If type conversion from R to Polars is done with two generic functions, `as_polars_series` and `as_polars_expr`, the code will be much simpler and customization from the R side will be possible.
3. Error handling.
Currently, r-polars has its own Result type on the R side, and error handling is done through it.
The backtrace generated that is quite easy to understand, but it is not necessarily easy to use when using polars internally in other packages, such as `testthat::expect_error()`.
4. Based on `rlang`.
Currently, r-polars has no R package dependencies. This is great,
but that includes [a degraded copy of `list2()`](https://github.com/pola-rs/r-polars/blob/6eac27a0766d2b6ca92a72c1c7fa76eaeb58bb98/R/dotdotdot.R#L1-L20)
instead of the convenient functions in the `rlang` package.
`rlang` is a lightweight R package, and I feel that it is more beneficial to depend on the convenient functions of `rlang` than to stick to no dependencies.
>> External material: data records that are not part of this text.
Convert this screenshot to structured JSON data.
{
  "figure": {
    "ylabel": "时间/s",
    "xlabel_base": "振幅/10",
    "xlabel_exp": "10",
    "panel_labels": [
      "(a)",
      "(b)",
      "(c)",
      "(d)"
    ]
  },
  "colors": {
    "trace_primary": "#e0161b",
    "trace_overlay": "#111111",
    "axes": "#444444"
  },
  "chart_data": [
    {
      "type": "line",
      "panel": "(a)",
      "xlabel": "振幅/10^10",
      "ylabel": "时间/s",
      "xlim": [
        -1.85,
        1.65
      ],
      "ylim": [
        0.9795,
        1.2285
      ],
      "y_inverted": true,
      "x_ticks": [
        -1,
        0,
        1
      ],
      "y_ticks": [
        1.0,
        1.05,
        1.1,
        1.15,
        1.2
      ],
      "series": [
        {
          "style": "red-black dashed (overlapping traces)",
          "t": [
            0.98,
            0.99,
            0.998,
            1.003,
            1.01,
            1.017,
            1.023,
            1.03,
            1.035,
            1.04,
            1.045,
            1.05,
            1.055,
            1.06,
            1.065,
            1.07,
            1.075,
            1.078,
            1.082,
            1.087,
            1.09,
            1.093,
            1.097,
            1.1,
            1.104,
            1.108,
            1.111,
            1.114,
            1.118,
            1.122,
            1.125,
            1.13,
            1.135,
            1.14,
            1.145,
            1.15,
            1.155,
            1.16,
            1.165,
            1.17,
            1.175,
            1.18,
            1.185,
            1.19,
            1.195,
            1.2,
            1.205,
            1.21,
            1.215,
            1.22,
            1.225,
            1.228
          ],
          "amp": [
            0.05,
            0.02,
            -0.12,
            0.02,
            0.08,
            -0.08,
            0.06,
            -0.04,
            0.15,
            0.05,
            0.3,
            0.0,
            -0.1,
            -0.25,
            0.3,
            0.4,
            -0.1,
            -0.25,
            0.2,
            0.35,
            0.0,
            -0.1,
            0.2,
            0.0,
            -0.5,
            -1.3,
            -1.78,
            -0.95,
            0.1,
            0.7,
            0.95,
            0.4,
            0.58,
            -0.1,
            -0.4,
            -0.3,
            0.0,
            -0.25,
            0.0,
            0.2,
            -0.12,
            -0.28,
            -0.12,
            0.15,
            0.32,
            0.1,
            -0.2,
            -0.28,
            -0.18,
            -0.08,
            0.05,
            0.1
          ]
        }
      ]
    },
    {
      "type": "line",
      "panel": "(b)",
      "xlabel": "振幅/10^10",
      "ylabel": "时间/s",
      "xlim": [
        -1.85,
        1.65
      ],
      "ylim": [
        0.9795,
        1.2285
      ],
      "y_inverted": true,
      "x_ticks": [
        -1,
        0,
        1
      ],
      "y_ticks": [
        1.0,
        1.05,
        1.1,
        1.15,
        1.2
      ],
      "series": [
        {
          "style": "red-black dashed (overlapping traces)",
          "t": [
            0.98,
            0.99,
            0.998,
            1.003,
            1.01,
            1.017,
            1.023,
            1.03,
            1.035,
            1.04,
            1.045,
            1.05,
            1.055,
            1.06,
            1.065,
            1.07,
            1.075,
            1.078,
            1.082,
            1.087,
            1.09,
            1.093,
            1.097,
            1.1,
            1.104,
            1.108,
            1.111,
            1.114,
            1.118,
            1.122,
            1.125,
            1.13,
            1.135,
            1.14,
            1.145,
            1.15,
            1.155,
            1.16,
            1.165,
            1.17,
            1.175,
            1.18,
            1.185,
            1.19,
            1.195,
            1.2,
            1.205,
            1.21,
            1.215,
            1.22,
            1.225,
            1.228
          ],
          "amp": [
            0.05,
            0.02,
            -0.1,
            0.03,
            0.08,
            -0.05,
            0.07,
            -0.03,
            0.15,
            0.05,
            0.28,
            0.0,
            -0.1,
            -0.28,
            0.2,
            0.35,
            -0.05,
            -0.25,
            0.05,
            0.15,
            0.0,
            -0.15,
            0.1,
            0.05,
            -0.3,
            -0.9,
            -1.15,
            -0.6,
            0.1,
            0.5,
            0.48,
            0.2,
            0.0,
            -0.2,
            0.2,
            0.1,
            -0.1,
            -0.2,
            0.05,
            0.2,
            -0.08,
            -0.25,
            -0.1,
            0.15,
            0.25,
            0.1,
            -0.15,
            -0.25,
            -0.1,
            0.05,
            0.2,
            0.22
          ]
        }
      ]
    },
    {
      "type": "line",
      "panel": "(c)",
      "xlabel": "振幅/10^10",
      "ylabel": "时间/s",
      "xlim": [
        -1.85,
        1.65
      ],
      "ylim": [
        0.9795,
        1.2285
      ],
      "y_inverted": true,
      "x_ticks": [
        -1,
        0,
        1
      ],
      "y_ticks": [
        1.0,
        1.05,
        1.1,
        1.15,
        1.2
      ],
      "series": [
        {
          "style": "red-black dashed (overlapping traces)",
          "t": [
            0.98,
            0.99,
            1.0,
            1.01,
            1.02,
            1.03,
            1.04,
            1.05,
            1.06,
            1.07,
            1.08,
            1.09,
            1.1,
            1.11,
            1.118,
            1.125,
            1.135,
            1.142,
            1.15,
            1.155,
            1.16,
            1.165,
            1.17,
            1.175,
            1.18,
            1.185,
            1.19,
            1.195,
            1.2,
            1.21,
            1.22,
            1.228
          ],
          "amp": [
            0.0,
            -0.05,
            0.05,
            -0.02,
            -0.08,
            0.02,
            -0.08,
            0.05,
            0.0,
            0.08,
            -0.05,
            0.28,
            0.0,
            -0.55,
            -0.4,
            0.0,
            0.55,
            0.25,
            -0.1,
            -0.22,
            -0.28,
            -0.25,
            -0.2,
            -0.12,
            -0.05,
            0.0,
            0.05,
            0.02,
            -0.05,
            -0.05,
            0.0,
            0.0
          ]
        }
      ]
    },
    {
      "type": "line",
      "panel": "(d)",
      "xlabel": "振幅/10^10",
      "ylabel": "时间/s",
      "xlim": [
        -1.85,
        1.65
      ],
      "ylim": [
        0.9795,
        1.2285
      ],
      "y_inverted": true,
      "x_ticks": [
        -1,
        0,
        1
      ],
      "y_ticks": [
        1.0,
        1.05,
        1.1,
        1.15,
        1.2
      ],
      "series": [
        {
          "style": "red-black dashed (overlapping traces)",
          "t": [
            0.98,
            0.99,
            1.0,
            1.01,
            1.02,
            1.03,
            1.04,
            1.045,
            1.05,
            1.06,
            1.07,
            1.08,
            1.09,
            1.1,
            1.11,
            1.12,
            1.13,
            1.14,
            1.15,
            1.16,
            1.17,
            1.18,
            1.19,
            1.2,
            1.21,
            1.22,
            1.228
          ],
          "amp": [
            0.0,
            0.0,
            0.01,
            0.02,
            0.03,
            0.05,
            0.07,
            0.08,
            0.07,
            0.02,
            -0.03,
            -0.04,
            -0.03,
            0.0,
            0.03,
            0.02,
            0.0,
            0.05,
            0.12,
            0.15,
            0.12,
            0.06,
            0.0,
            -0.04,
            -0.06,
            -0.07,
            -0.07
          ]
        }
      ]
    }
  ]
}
1 and 3 are also related to the fact that it is built with extendr, and it seems that switching to savvy is appropriate here as well.
If we abandon the current Result type on the R side, it is natural to use `rlang` for error handling, so from that perspective, it is reasonable to depend on `rlang` in 4.

### Current Status

The directory structure on the Rust side is a complete copy of py-polars.
The structure of R classes is also the same as py-polars.

The basic classes such as `DataFrame`, `Series`, `Expr`, and `LazyFrame` have been implemented,
and some functions work correctly.

```{r}
df <- pl$DataFrame(
A = 1:5,
fruits = c("banana", "banana", "apple", "apple", "banana"),
B = 5:1,
cars = c("beetle", "audi", "beetle", "beetle", "beetle"),
)

df$sort("fruits")$select(
"fruits",
"cars",
pl$lit("fruits")$alias("literal_string_fruits"),
pl$col("B")$filter(pl$col("cars") == "beetle")$sum(),
pl$col("A")$filter(pl$col("B") > 2)$sum()$over("cars")$alias("sum_A_by_cars"),
pl$col("A")$sum()$over("fruits")$alias("sum_A_by_fruits"),
pl$col("A")$reverse()$over("fruits")$alias("rev_A_by_fruits"),
pl$col("A")$sort_by("B")$over("fruits")$alias("sort_A_by_B_by_fruits"),
)
```

Errors is displayed in a way that is not as bad. (Thanks, @etiennebacher)

```{r}
#| error: true
# Error from the Rust side
pl$DataFrame(a = "a")$cast(a = pl$Int8)
```

```{r}
#| error: true
# Error from the R side
pl$DataFrame(a = "a")$cast(a = integer)
```

The functionality to dispatch the methods of `Expr` to `Series` has also been implemented.

```{r}
s <- as_polars_series(mtcars)

s$struct$field |>
body()
s$struct$field("am")
```

Due to the changes in the package structure, it is now possible to add namespaces, which was not possible with the current r-polars.

```{r}
math_shortcuts <- function(s) {
# Create a new environment to store the methods
self <- new.env(parent = emptyenv())

# Store the series
self$`_s` <- s

# Add methods
self$square <- function() self$`_s` * self$`_s`
self$cube <- function() self$`_s` * self$`_s` * self$`_s`

# Set the class
class(self) <- c("polars_namespace_series", "polars_object")

# Return the environment
self
}

pl$api$register_series_namespace("math", math_shortcuts)

s <- as_polars_series(c(1.5, 31, 42, 64.5))
s$math$square()$rename("s^2")
```

It is now possible to have different bindings for each instance.

```{r}
#| error: true
# The `fields` binding is only available for `Struct`.
pl$Struct(a = pl$Int32)$fields
pl$Int32$fields
```

### Disadvantages

Due to the changes in the R class structure, the methods are now dynamically added by a loop each time an R class is built.
So I'm worried that the performance will degrade after a large number of methods are available.
However, it is difficult to compare this at the moment.

### Next Steps

I would like to check if it is possible to implement a process like `map_elements` that calls the R from the Rust side.